Yeah some of us noticed the double standards Ken-
http://au.news.yahoo.com/japan-tsunami/a/-/world/9006811/china-asks-n-zealand-for-extra-quake-dead-cash/
Perhaps these eggspert leftists now they’ve had a revelation(or perhaps a Beacon of Light) can roll out all the ‘reconciliation’ compo they now recognise so lucidly for everyone from Tianenmen Square, to their coal-miners and industrial workers, not to mention melamine milk drinkers and lead painted toys for the kiddies. After they’ve fixed all their poisoned drywall in US homes and policed the UN sanctioned no-fly zone over Libya of course. The rentacrowd can forget protesting at Maccas. It’s down to Wokinabox, and the local Chinese restaurant now to protest against their new Great Satan.

Paul Frijters
Paul Frijters
13 years ago

clearly this is true. In Purchasing Power Parity terms, China is expected to overtake the US before the end of this decade. It is already the largest exporter.
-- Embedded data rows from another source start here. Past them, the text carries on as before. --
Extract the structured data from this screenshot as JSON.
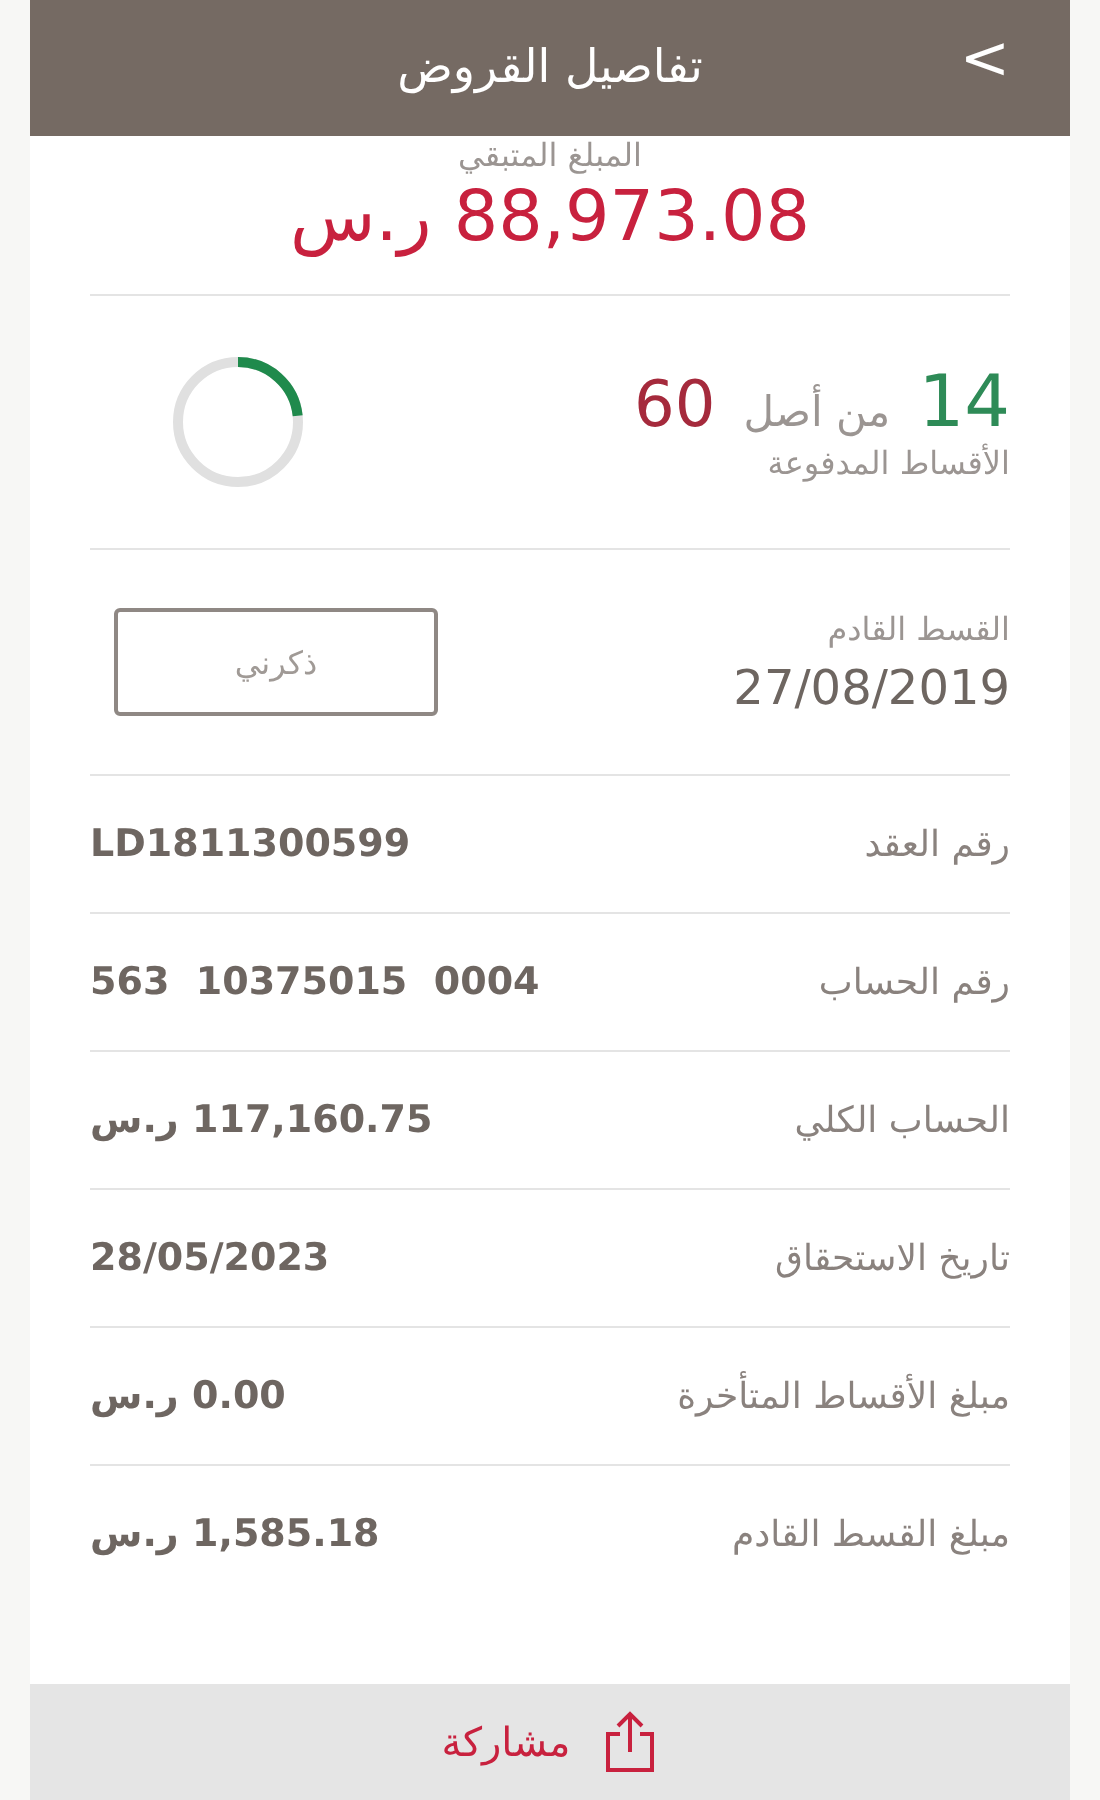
{
  "header": {
    "title": "تفاصيل القروض",
    "back": ">"
  },
  "remaining": {
    "label": "المبلغ المتبقي",
    "amount": "88,973.08 ر.س"
  },
  "installments": {
    "paid": "14",
    "of": "من أصل",
    "total": "60",
    "caption": "الأقساط المدفوعة",
    "level": 0.233
  },
  "next_installment": {
    "label": "القسط القادم",
    "date": "27/08/2019",
    "remind_button": "ذكرني"
  },
  "details": [
    {
      "label": "رقم العقد",
      "value": "LD1811300599"
    },
    {
      "label": "رقم الحساب",
      "value": "563  10375015  0004"
    },
    {
      "label": "الحساب الكلي",
      "value": "117,160.75 ر.س"
    },
    {
      "label": "تاريخ الاستحقاق",
      "value": "28/05/2023"
    },
    {
      "label": "مبلغ الأقساط المتأخرة",
      "value": "0.00 ر.س"
    },
    {
      "label": "مبلغ القسط القادم",
      "value": "1,585.18 ر.س"
    }
  ],
  "footer": {
    "share": "مشاركة"
  }
}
And with such great international economic interests comes international engagement.

murph the surf.
murph the surf.
13 years ago

Following two contradictory paths at once is the true test of leadership.
Well done China.
Events overwhelm governments and producing a competent response to disasters is one standard by which you can clearly see how well things are organised.China’s future involvement may not get much past retrieving it’s nationls from zones of conflict then retreating till banking returns to normal and then hopping back into business.
Could you say that the model being used for the economic planning in China looks pretty much into a possible trend of asset misallocation and some corrections in this pattern might alter the base from which leadership aspirations emerge?